Chapter One
The ring light made everything look better than it was. Claire knew this, had known it for two years, which was exactly how long she'd been setting it up in the corner of her living room every other Friday night and pretending her apartment was the kind of place a person wanted to be seen in.
In reality: one dying pothos on the windowsill, a stack of library books she hadn't returned since February, and a throw blanket she'd bought because it looked good on camera and then discovered she actually liked. The ring light solved all of it. Behind her, to the left, was a shelf she'd arranged specifically for the videos — spines facing out, grouped loosely by color so it looked intentional without looking precious. To the right: the wall. Just the wall.
She pulled up Metcha on her laptop and toggled her status to Present.
Twelve. Not bad for a Friday. She'd hit thirty-one once, back in October when she'd reviewed a book that somehow caught the edge of a Reddit thread, and spent four hours moving people through the queue until her voice gave out and she had to type an apology into the community tab. She didn't want to do that again. Twelve was good. Twelve was manageable.
She straightened the collar of the shirt she'd changed into three times, clicked Complete Turn on the empty queue to clear any ghost entries from last week, and tapped the button to call in the first fan.
By fan number eight she had recommended the same book four times, which was not a record but was close. By fan number ten she had refilled her water glass, switched off the overhead light because it was creating a weird halo, and learned that someone named BritneyReadsBooks had driven two hours specifically to attend a local book fair that Claire had mentioned in a video eight months ago and found her now-favorite author there, and this information made Claire feel something she didn't have a word for — not pride exactly, something quieter and more alarming.

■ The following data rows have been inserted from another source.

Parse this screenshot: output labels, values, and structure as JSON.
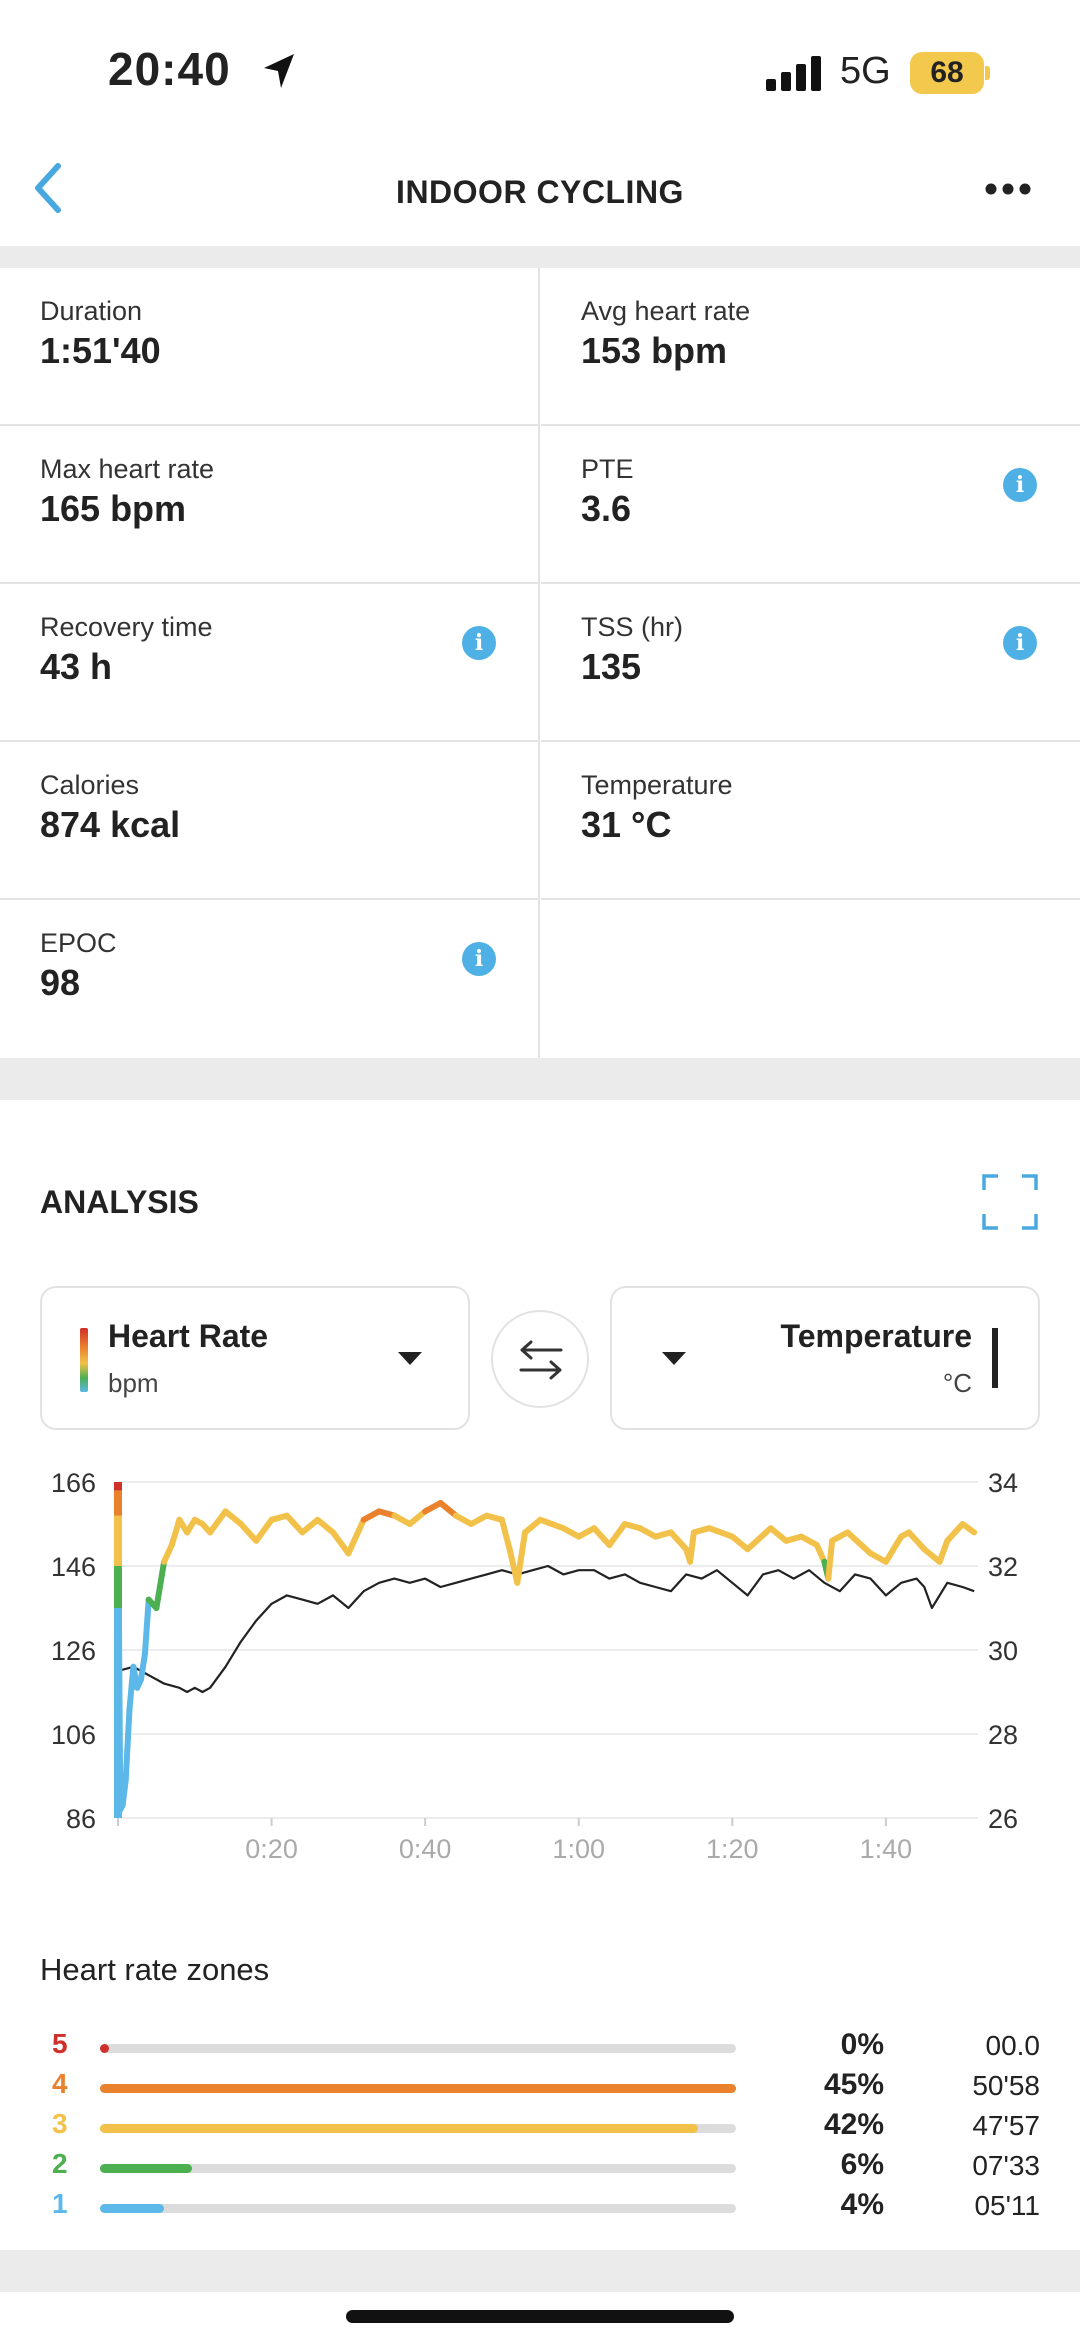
{
  "status": {
    "time": "20:40",
    "network": "5G",
    "battery": "68"
  },
  "header": {
    "title": "INDOOR CYCLING"
  },
  "stats": [
    {
      "label": "Duration",
      "value": "1:51'40",
      "info": false
    },
    {
      "label": "Avg heart rate",
      "value": "153 bpm",
      "info": false
    },
    {
      "label": "Max heart rate",
      "value": "165 bpm",
      "info": false
    },
    {
      "label": "PTE",
      "value": "3.6",
      "info": true
    },
    {
      "label": "Recovery time",
      "value": "43 h",
      "info": true
    },
    {
      "label": "TSS (hr)",
      "value": "135",
      "info": true
    },
    {
      "label": "Calories",
      "value": "874 kcal",
      "info": false
    },
    {
      "label": "Temperature",
      "value": "31 °C",
      "info": false
    },
    {
      "label": "EPOC",
      "value": "98",
      "info": true
    }
  ],
  "analysis": {
    "title": "ANALYSIS",
    "left_selector": {
      "name": "Heart Rate",
      "unit": "bpm"
    },
    "right_selector": {
      "name": "Temperature",
      "unit": "°C"
    }
  },
  "chart_data": {
    "type": "line",
    "left_axis": {
      "ticks": [
        "166",
        "146",
        "126",
        "106",
        "86"
      ],
      "ylim": [
        86,
        166
      ]
    },
    "right_axis": {
      "ticks": [
        "34",
        "32",
        "30",
        "28",
        "26"
      ],
      "ylim": [
        26,
        34
      ]
    },
    "x_ticks": [
      "0:20",
      "0:40",
      "1:00",
      "1:20",
      "1:40"
    ],
    "x_range_min": [
      0,
      112
    ],
    "series": [
      {
        "name": "Heart Rate",
        "axis": "left",
        "x": [
          0,
          0.3,
          0.6,
          1,
          1.5,
          2,
          2.5,
          3,
          3.5,
          4,
          5,
          6,
          7,
          8,
          9,
          10,
          11,
          12,
          14,
          16,
          18,
          20,
          22,
          24,
          26,
          28,
          30,
          32,
          34,
          36,
          38,
          40,
          42,
          44,
          46,
          48,
          50,
          51,
          52,
          53,
          55,
          58,
          60,
          62,
          64,
          66,
          68,
          70,
          72,
          74,
          74.5,
          75,
          77,
          80,
          82,
          85,
          87,
          89,
          91,
          92,
          92.5,
          93,
          95,
          98,
          100,
          102,
          103,
          105,
          107,
          108,
          110,
          111.5
        ],
        "y": [
          164,
          88,
          89,
          95,
          112,
          122,
          117,
          119,
          125,
          138,
          136,
          147,
          151,
          157,
          154,
          157,
          156,
          154,
          159,
          156,
          152,
          157,
          158,
          154,
          157,
          154,
          149,
          157,
          159,
          158,
          156,
          159,
          161,
          158,
          156,
          158,
          157,
          150,
          142,
          154,
          157,
          155,
          153,
          155,
          151,
          156,
          155,
          153,
          154,
          150,
          147,
          154,
          155,
          153,
          150,
          155,
          152,
          153,
          151,
          147,
          143,
          152,
          154,
          149,
          147,
          153,
          154,
          150,
          147,
          152,
          156,
          154
        ]
      },
      {
        "name": "Temperature",
        "axis": "right",
        "x": [
          0,
          2,
          4,
          6,
          8,
          9,
          10,
          11,
          12,
          14,
          16,
          18,
          20,
          22,
          24,
          26,
          28,
          30,
          32,
          34,
          36,
          38,
          40,
          42,
          44,
          46,
          48,
          50,
          52,
          54,
          56,
          58,
          60,
          62,
          64,
          66,
          68,
          70,
          72,
          74,
          76,
          78,
          80,
          82,
          84,
          86,
          88,
          90,
          92,
          94,
          96,
          98,
          100,
          102,
          104,
          105,
          106,
          108,
          110,
          111.5
        ],
        "y": [
          29.5,
          29.6,
          29.4,
          29.2,
          29.1,
          29.0,
          29.1,
          29.0,
          29.1,
          29.6,
          30.2,
          30.7,
          31.1,
          31.3,
          31.2,
          31.1,
          31.3,
          31.0,
          31.4,
          31.6,
          31.7,
          31.6,
          31.7,
          31.5,
          31.6,
          31.7,
          31.8,
          31.9,
          31.8,
          31.9,
          32.0,
          31.8,
          31.9,
          31.9,
          31.7,
          31.8,
          31.6,
          31.5,
          31.4,
          31.8,
          31.7,
          31.9,
          31.6,
          31.3,
          31.8,
          31.9,
          31.7,
          31.9,
          31.6,
          31.4,
          31.8,
          31.7,
          31.3,
          31.6,
          31.7,
          31.5,
          31.0,
          31.6,
          31.5,
          31.4
        ]
      }
    ]
  },
  "zones": {
    "title": "Heart rate zones",
    "rows": [
      {
        "zone": "5",
        "percent": "0%",
        "fraction": 0.005,
        "time": "00.0",
        "color": "#d0302a"
      },
      {
        "zone": "4",
        "percent": "45%",
        "fraction": 1.0,
        "time": "50'58",
        "color": "#e9812d"
      },
      {
        "zone": "3",
        "percent": "42%",
        "fraction": 0.94,
        "time": "47'57",
        "color": "#f2c14a"
      },
      {
        "zone": "2",
        "percent": "6%",
        "fraction": 0.145,
        "time": "07'33",
        "color": "#4caf50"
      },
      {
        "zone": "1",
        "percent": "4%",
        "fraction": 0.1,
        "time": "05'11",
        "color": "#5bb8e8"
      }
    ]
  }
}
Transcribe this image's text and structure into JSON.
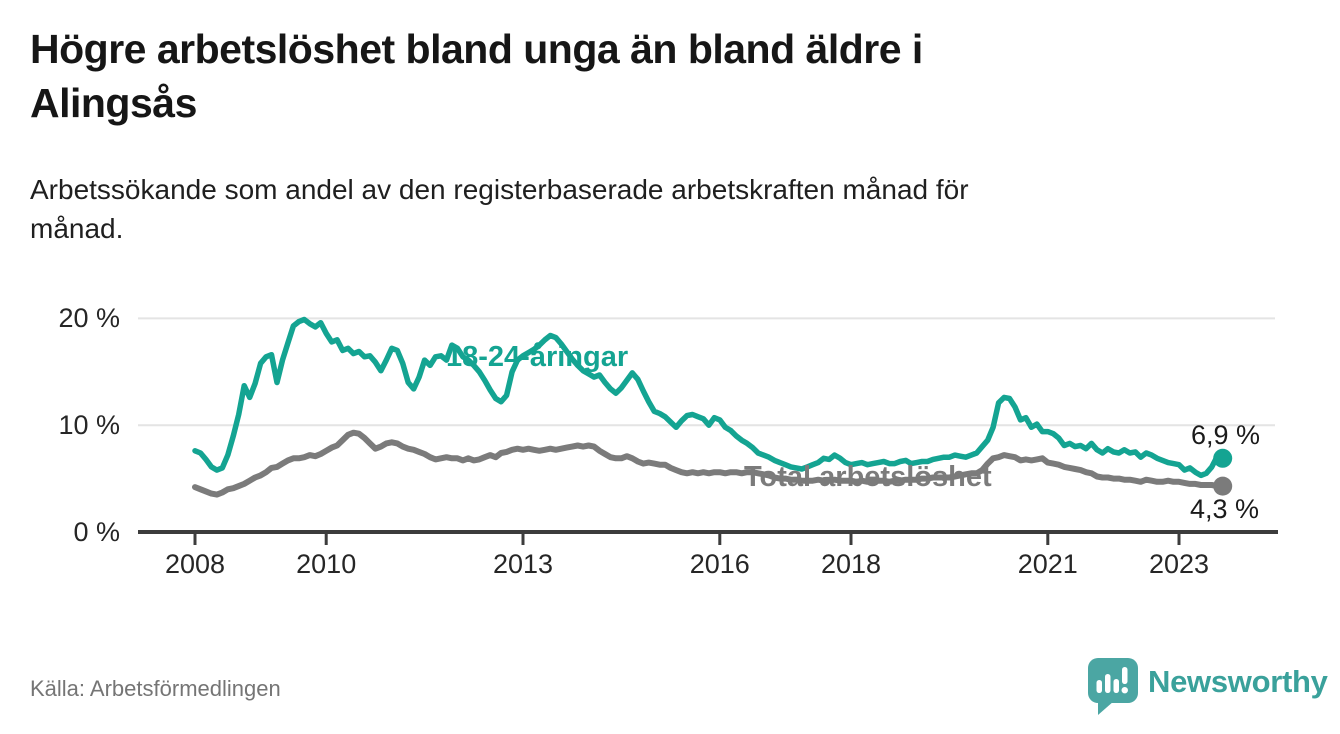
{
  "header": {
    "title": "Högre arbetslöshet bland unga än bland äldre i Alingsås",
    "title_lines": [
      "Högre arbetslöshet bland unga än bland äldre i",
      "Alingsås"
    ],
    "subtitle": "Arbetssökande som andel av den registerbaserade arbetskraften månad för månad.",
    "subtitle_lines": [
      "Arbetssökande som andel av den registerbaserade arbetskraften månad för",
      "månad."
    ]
  },
  "footer": {
    "source": "Källa: Arbetsförmedlingen",
    "brand": "Newsworthy",
    "logo_icon": "bar-chart-speech-bubble-icon"
  },
  "colors": {
    "youth_line": "#14a492",
    "total_line": "#7b7b7b",
    "grid": "#e4e4e4",
    "axis": "#3c3c3c",
    "text_dark": "#1b1b1b",
    "source_text": "#757575",
    "brand_teal": "#3aa19b",
    "logo_teal": "#4ba6a3"
  },
  "chart_data": {
    "type": "line",
    "title": "Högre arbetslöshet bland unga än bland äldre i Alingsås",
    "subtitle": "Arbetssökande som andel av den registerbaserade arbetskraften månad för månad.",
    "unit": "%",
    "x_start": "2008-01",
    "x_end": "2023-09",
    "points_per_year": 12,
    "ylim": [
      0,
      21
    ],
    "grid": true,
    "legend_position": "inline-labels",
    "yticks": [
      {
        "value": 0,
        "label": "0 %"
      },
      {
        "value": 10,
        "label": "10 %"
      },
      {
        "value": 20,
        "label": "20 %"
      }
    ],
    "xticks": [
      2008,
      2010,
      2013,
      2016,
      2018,
      2021,
      2023
    ],
    "series": [
      {
        "name": "18-24-åringar",
        "color": "#14a492",
        "end_label": "6,9 %",
        "end_value": 6.9,
        "values": [
          7.6,
          7.4,
          6.8,
          6.1,
          5.8,
          6.0,
          7.2,
          9.0,
          11.0,
          13.7,
          12.6,
          13.9,
          15.8,
          16.4,
          16.6,
          14.0,
          16.1,
          17.7,
          19.3,
          19.7,
          19.9,
          19.5,
          19.2,
          19.6,
          18.6,
          17.8,
          18.0,
          17.0,
          17.2,
          16.7,
          16.9,
          16.4,
          16.5,
          15.9,
          15.1,
          16.1,
          17.2,
          17.0,
          15.8,
          14.0,
          13.4,
          14.5,
          16.1,
          15.6,
          16.4,
          16.5,
          16.1,
          17.5,
          17.2,
          16.4,
          16.1,
          15.6,
          15.0,
          14.2,
          13.3,
          12.5,
          12.2,
          12.8,
          15.0,
          16.1,
          16.5,
          16.8,
          17.1,
          17.5,
          18.0,
          18.4,
          18.2,
          17.6,
          16.9,
          16.2,
          15.6,
          15.1,
          14.8,
          14.5,
          14.7,
          14.0,
          13.4,
          13.0,
          13.5,
          14.2,
          14.9,
          14.3,
          13.2,
          12.2,
          11.3,
          11.1,
          10.8,
          10.3,
          9.8,
          10.4,
          10.9,
          11.0,
          10.8,
          10.6,
          10.0,
          10.7,
          10.5,
          9.8,
          9.5,
          9.0,
          8.6,
          8.3,
          7.9,
          7.4,
          7.2,
          7.0,
          6.7,
          6.5,
          6.3,
          6.1,
          6.0,
          5.9,
          6.1,
          6.3,
          6.5,
          6.9,
          6.8,
          7.2,
          6.9,
          6.5,
          6.3,
          6.4,
          6.5,
          6.3,
          6.4,
          6.5,
          6.6,
          6.4,
          6.4,
          6.6,
          6.7,
          6.4,
          6.5,
          6.6,
          6.6,
          6.8,
          6.9,
          7.0,
          7.0,
          7.2,
          7.1,
          7.0,
          7.2,
          7.4,
          8.0,
          8.6,
          9.8,
          12.1,
          12.6,
          12.5,
          11.7,
          10.5,
          10.7,
          9.8,
          10.1,
          9.4,
          9.4,
          9.2,
          8.8,
          8.1,
          8.3,
          8.0,
          8.1,
          7.8,
          8.3,
          7.7,
          7.4,
          7.8,
          7.5,
          7.4,
          7.7,
          7.4,
          7.5,
          7.0,
          7.4,
          7.2,
          6.9,
          6.7,
          6.5,
          6.4,
          6.3,
          5.8,
          6.0,
          5.6,
          5.3,
          5.5,
          6.1,
          7.1,
          6.9
        ]
      },
      {
        "name": "Total arbetslöshet",
        "color": "#7b7b7b",
        "end_label": "4,3 %",
        "end_value": 4.3,
        "values": [
          4.2,
          4.0,
          3.8,
          3.6,
          3.5,
          3.7,
          4.0,
          4.1,
          4.3,
          4.5,
          4.8,
          5.1,
          5.3,
          5.6,
          6.0,
          6.1,
          6.4,
          6.7,
          6.9,
          6.9,
          7.0,
          7.2,
          7.1,
          7.3,
          7.6,
          7.9,
          8.1,
          8.6,
          9.1,
          9.3,
          9.2,
          8.8,
          8.3,
          7.8,
          8.0,
          8.3,
          8.4,
          8.3,
          8.0,
          7.8,
          7.7,
          7.5,
          7.3,
          7.0,
          6.8,
          6.9,
          7.0,
          6.9,
          6.9,
          6.7,
          6.9,
          6.7,
          6.8,
          7.0,
          7.2,
          7.0,
          7.4,
          7.5,
          7.7,
          7.8,
          7.7,
          7.8,
          7.7,
          7.6,
          7.7,
          7.8,
          7.7,
          7.8,
          7.9,
          8.0,
          8.1,
          8.0,
          8.1,
          8.0,
          7.6,
          7.3,
          7.0,
          6.9,
          6.9,
          7.1,
          6.9,
          6.6,
          6.4,
          6.5,
          6.4,
          6.3,
          6.3,
          6.0,
          5.8,
          5.6,
          5.5,
          5.6,
          5.5,
          5.6,
          5.5,
          5.6,
          5.6,
          5.5,
          5.6,
          5.6,
          5.5,
          5.6,
          5.6,
          5.5,
          5.4,
          5.3,
          5.1,
          5.0,
          5.0,
          4.9,
          4.9,
          4.8,
          4.8,
          4.8,
          4.9,
          4.8,
          4.8,
          4.9,
          4.8,
          4.8,
          4.8,
          4.7,
          4.8,
          4.7,
          4.7,
          4.8,
          4.8,
          4.7,
          4.8,
          4.8,
          4.9,
          4.9,
          4.9,
          5.0,
          5.0,
          5.1,
          5.1,
          5.1,
          5.1,
          5.2,
          5.3,
          5.4,
          5.5,
          5.5,
          5.8,
          6.4,
          6.9,
          7.0,
          7.2,
          7.1,
          7.0,
          6.7,
          6.8,
          6.7,
          6.8,
          6.9,
          6.5,
          6.4,
          6.3,
          6.1,
          6.0,
          5.9,
          5.8,
          5.6,
          5.5,
          5.2,
          5.1,
          5.1,
          5.0,
          5.0,
          4.9,
          4.9,
          4.8,
          4.7,
          4.9,
          4.8,
          4.7,
          4.7,
          4.8,
          4.7,
          4.7,
          4.6,
          4.5,
          4.5,
          4.4,
          4.4,
          4.4,
          4.3,
          4.3
        ]
      }
    ]
  }
}
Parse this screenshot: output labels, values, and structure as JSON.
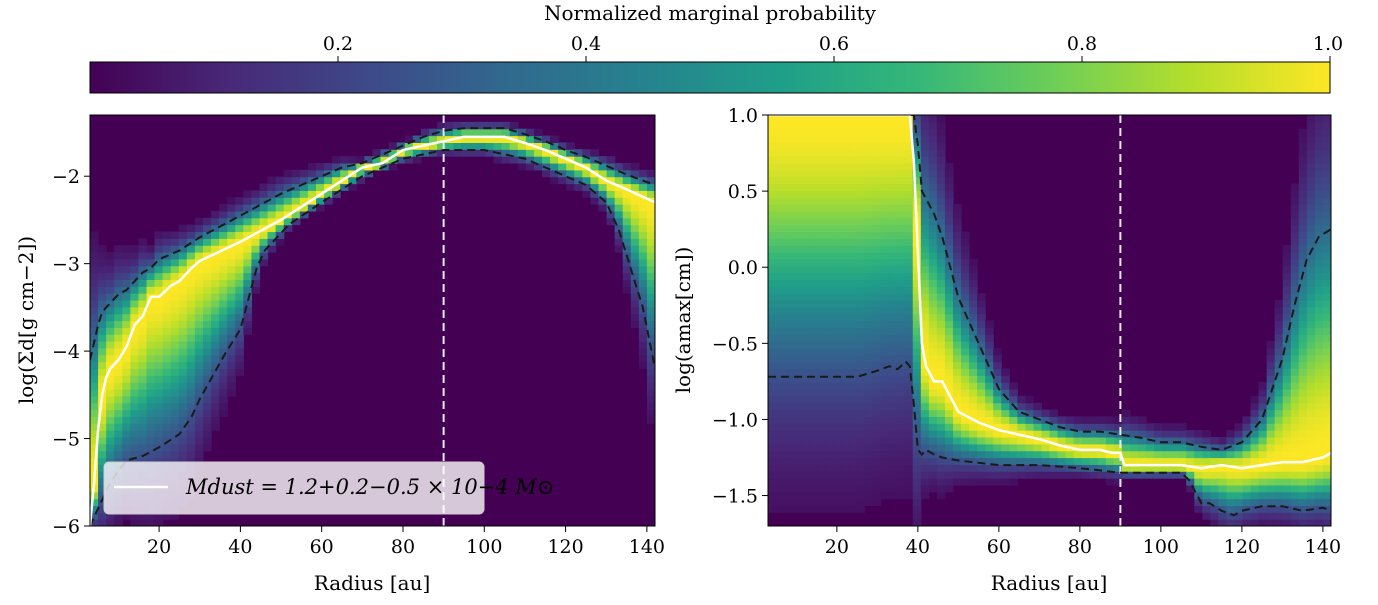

Fan eleven disconnected before the call connected. She marked it as a skip and moved on.
Fan twelve — the last one — appeared on screen a little after ten-thirty. He looked like he'd been sitting in the same position for a while, patient in the way of someone who has learned that waiting is just reading with worse lighting. He had a paperback face-down on the desk beside him. She recognized the cover before he said a word.